Tension crackled between them and she could almost picture his hands pulling up her robe.

It was bizarre.

He made filthy thoughts mandatory, gave anger a new outlet, and she recalled his promise that angry sex could wait.

‘You know,’ he said, ‘once you leave, you’re gone. I don’t play games, and I don’t pursue...’

‘I’m not asking you to.’

He walked over—she heard him but did not turn around. She must have folded that dress twenty times when his hand came to her hip.
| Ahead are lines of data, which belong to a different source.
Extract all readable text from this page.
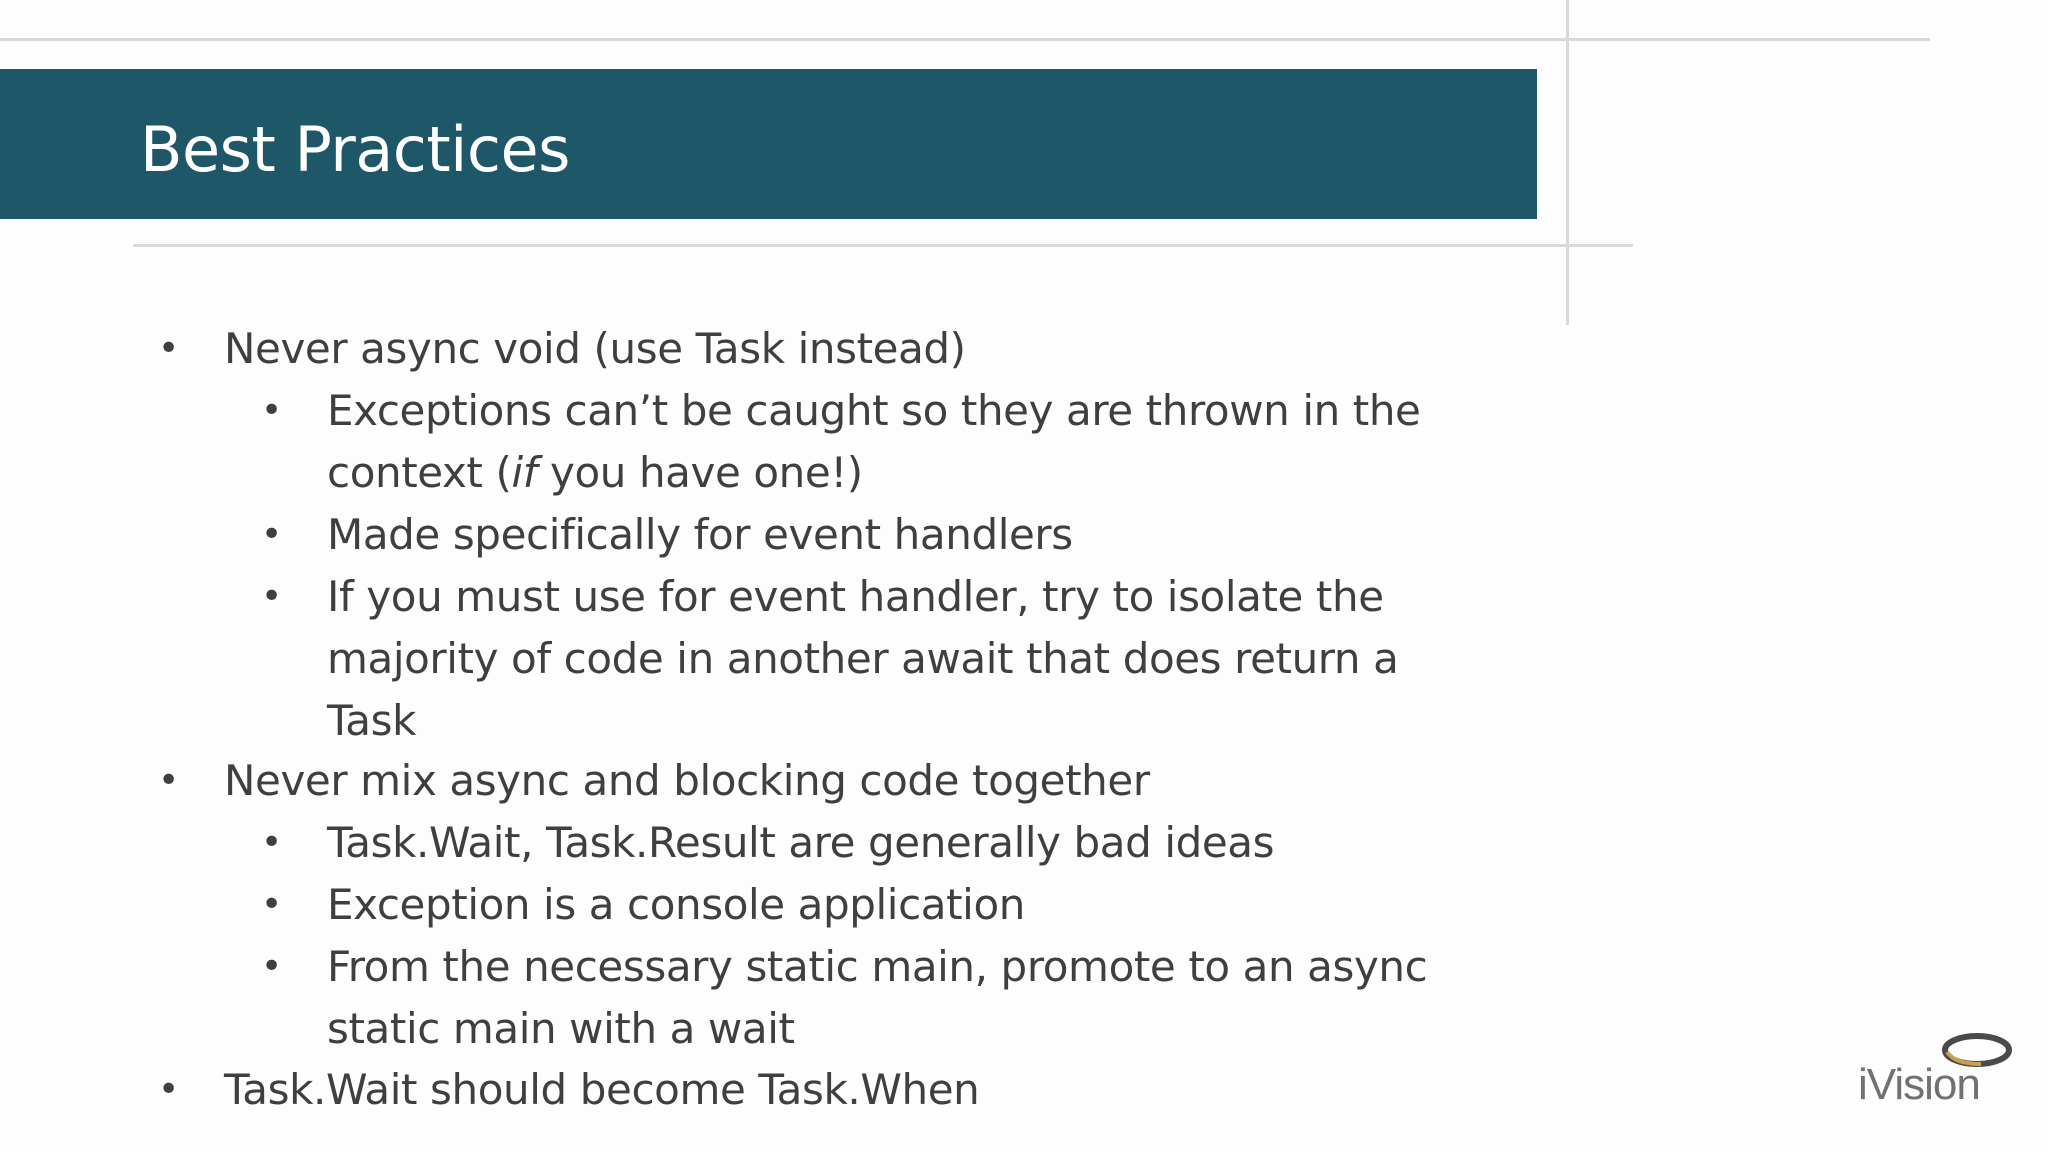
Best Practices
• Never async void (use Task instead)
• Exceptions can’t be caught so they are thrown in the
context (if you have one!)
• Made specifically for event handlers
• If you must use for event handler, try to isolate the
majority of code in another await that does return a
Task
• Never mix async and blocking code together
• Task.Wait, Task.Result are generally bad ideas
• Exception is a console application
• From the necessary static main, promote to an async
static main with a wait
• Task.Wait should become Task.When	iVision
Just a small gesture, almost indicating that she should turn to him, but Lydia resisted.

‘Hey, Lydia,’ he said, and he bent over her and spoke in that low, calm voice, while hard against her bottom. ‘When you find your suitably titled Englishman, don’t think of me.’

‘I shan’t.’

‘It would not be fair to him.’

‘You really—’ She stopped, and she dared not turn around, for now one hand moved to her waist and the other to her shoulder, and there was a desire in Lydia for the sound of his zip, but it never came.

‘When you’re in bed,’ Raul said, and she held on to the bed with cheeks flaming, ‘and he says, “Is that nice, darling?” or “Do you like it like that?”’ He put on an affected tone. ‘Try not to remember that I never needed to enquire. And,’ he added cruelly, ‘when you lie there beside him, unsated, and you do think of me...’

‘I told you—I shan’t.’

‘Liar.’

He pressed into her one more time and then pulled back and let her go and she straightened up.

She was a bit breathless.

Oh, and still angry.

She pulled off her robe and he did not avert his eyes. He watched as she pulled on knickers, and watched as she put on her bra.

And he watched as she pulled on the taupe dress—the one with the buttons.

Bloody things!

As she struggled to dress he walked over—but not to her. This time he picked up the statue and tossed it into her case.

‘I don’t want your stupid statue.’

‘I thought you were a gold-digger,’ he pointed out. ‘Sell it.’ Raul shrugged. ‘Or hurl it out of the window of your turret in frustration when your fingers can’t deliver.’

‘Oh, please,’ Lydia sneered. ‘You think you’re so good.’

‘No,’ Raul said. ‘I know that we were.’

He did.

For he had never experienced it before—that absolute connection and the erotic bliss they had found last night.

She snapped her case closed and, rather annoyingly, set the security code on the lock.

As she bumped it from the bed he kicked off his boots and got on. Raul lay on the rumpled sheets and reached for his cake box and took out his phone.

She could see herself out, Raul decided.

The private jet was closed.

Lydia stood there for a moment. It was hard making a dignified exit when you didn’t know the way out.